The hard-rocking Irish band, the Young Dubliners owe everything to their fans. "They keep us honest, expecting good music both on the road and on the albums," mentions frontman Keith Roberts.
In fact, the group's origins can be traced back to Los Angeles' vibrant pub scene in which Dublin natives Keith Roberts (vocals, guitar) and Paul O'Toole first met. Roberts was composing some Irish ballads at the time and thought a band might be in the offing. Assembling a rag-tag team of Irish transplants and like-minded American rockers, The Young Dubliners grew into a pugnacious music machine resulting in their debut, the Rocky Road EP (1994). It exhibited a hefty rock sound that made them a club favorite. Breathe followed a year later with the addition of Chas Waltz (violin, keys, harmonica, etc).
By 2000, the band had morphed into a septet without O'Toole and released the critically acclaimed Red.
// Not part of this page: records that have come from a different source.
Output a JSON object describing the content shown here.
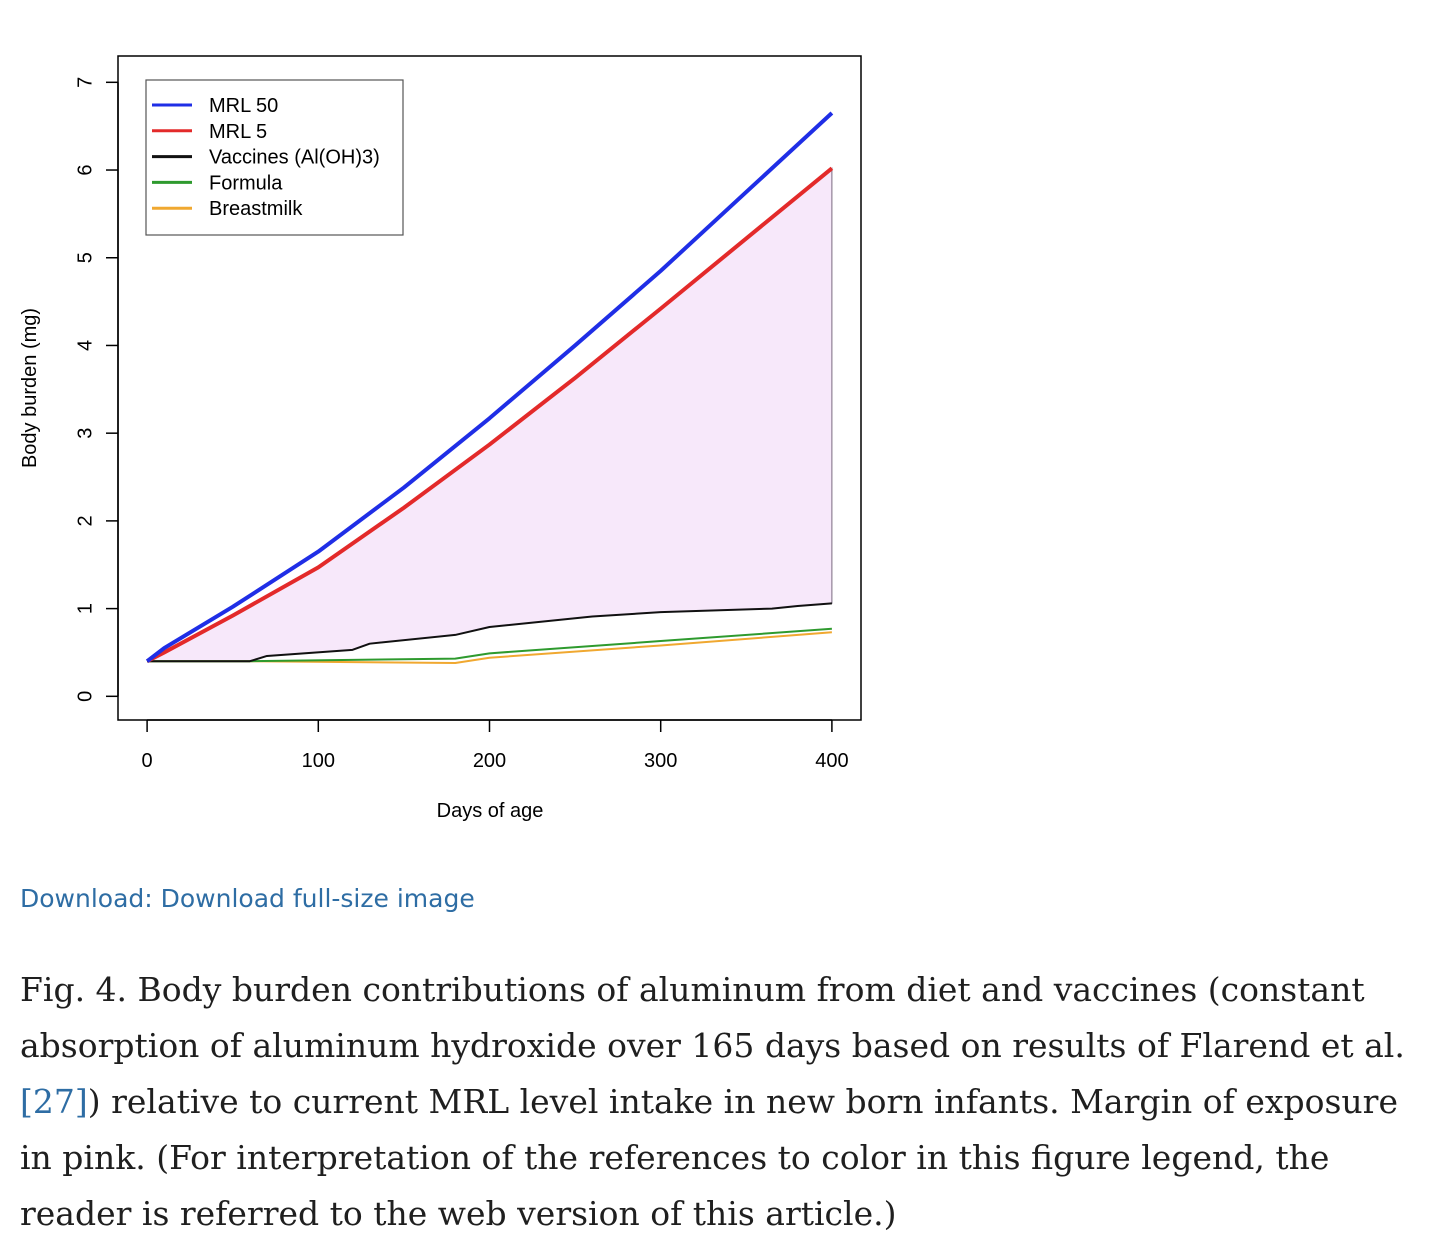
{
  "chart_data": {
    "type": "line",
    "title": "",
    "xlabel": "Days of age",
    "ylabel": "Body burden (mg)",
    "xlim": [
      -17,
      417
    ],
    "ylim": [
      -0.27,
      7.3
    ],
    "x_ticks": [
      0,
      100,
      200,
      300,
      400
    ],
    "y_ticks": [
      0,
      1,
      2,
      3,
      4,
      5,
      6,
      7
    ],
    "grid": false,
    "legend_position": "top-left",
    "shaded_region": {
      "between": [
        "MRL 5",
        "Vaccines (Al(OH)3)"
      ],
      "color": "#f7e8fa",
      "label": "Margin of exposure"
    },
    "series": [
      {
        "name": "MRL 50",
        "color": "#1f2ee6",
        "x": [
          0,
          10,
          50,
          100,
          150,
          200,
          250,
          300,
          350,
          400
        ],
        "y": [
          0.4,
          0.55,
          1.02,
          1.65,
          2.38,
          3.17,
          4.0,
          4.85,
          5.75,
          6.65
        ]
      },
      {
        "name": "MRL 5",
        "color": "#e32a2a",
        "x": [
          0,
          10,
          50,
          100,
          150,
          200,
          250,
          300,
          350,
          400
        ],
        "y": [
          0.4,
          0.5,
          0.92,
          1.47,
          2.15,
          2.87,
          3.63,
          4.42,
          5.22,
          6.02
        ]
      },
      {
        "name": "Vaccines (Al(OH)3)",
        "color": "#111111",
        "x": [
          0,
          60,
          70,
          120,
          130,
          180,
          200,
          260,
          300,
          365,
          380,
          400
        ],
        "y": [
          0.4,
          0.4,
          0.46,
          0.53,
          0.6,
          0.7,
          0.79,
          0.91,
          0.96,
          1.0,
          1.03,
          1.06
        ]
      },
      {
        "name": "Formula",
        "color": "#2e9a2e",
        "x": [
          0,
          60,
          180,
          200,
          300,
          400
        ],
        "y": [
          0.4,
          0.4,
          0.43,
          0.49,
          0.63,
          0.77
        ]
      },
      {
        "name": "Breastmilk",
        "color": "#f0a830",
        "x": [
          0,
          60,
          180,
          200,
          300,
          400
        ],
        "y": [
          0.4,
          0.4,
          0.38,
          0.44,
          0.58,
          0.73
        ]
      }
    ]
  },
  "download": {
    "label": "Download: Download full-size image"
  },
  "caption": {
    "text_before": "Fig. 4. Body burden contributions of aluminum from diet and vaccines (constant absorption of aluminum hydroxide over 165 days based on results of Flarend et al. ",
    "ref": "[27]",
    "text_after": ") relative to current MRL level intake in new born infants. Margin of exposure in pink. (For interpretation of the references to color in this figure legend, the reader is referred to the web version of this article.)"
  }
}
The presence of the band sky-rocketed: Gabriel Byrne requested the band to write the theme song for his television show Madigan Men and they spent much of 2001 touring Europe with Jethro Tull, and the US as headliners and as openers for acts such as John Hiatt and Robert Cray. The Young Dubliners also revved up the crowd at the 2002 Olympics in Salt Lake City. That same year, the band scaled back down to a five-piece - Roberts, Brendan Holmes (Bass), the returning Waltz (who had left the band in 1995), Bob Boulding (guitar) and David Ingraham (drums).
After going on a number of headlining and co-headlining US tours (Johnny Lang, Collective Soul, Great Big Sea and others), the quintet settled down to record Real World - an album influenced by their predecessors (Waterboys/Pogues/U2/Big Country) and most importantly, life on the road. From Irish-flavored anthemic rock to rowdy pub tunes, lead singer Keith Roberts voice is stronger than ever and the songwriting, performance, and production show a new maturity and artistic ambition.
Musing about the band's sound, Roberts sums up the Young Dubliner's approach to their music, be it Celtic, Irish, or just plain rock. "I like to think that our take on songwriting and performance makes the Young Dubliner's sound unique and original. Our band is made up of Irish and American natives who draw influences from just about everywhere. Our strength is in the sum of our parts. We play as a band, as one."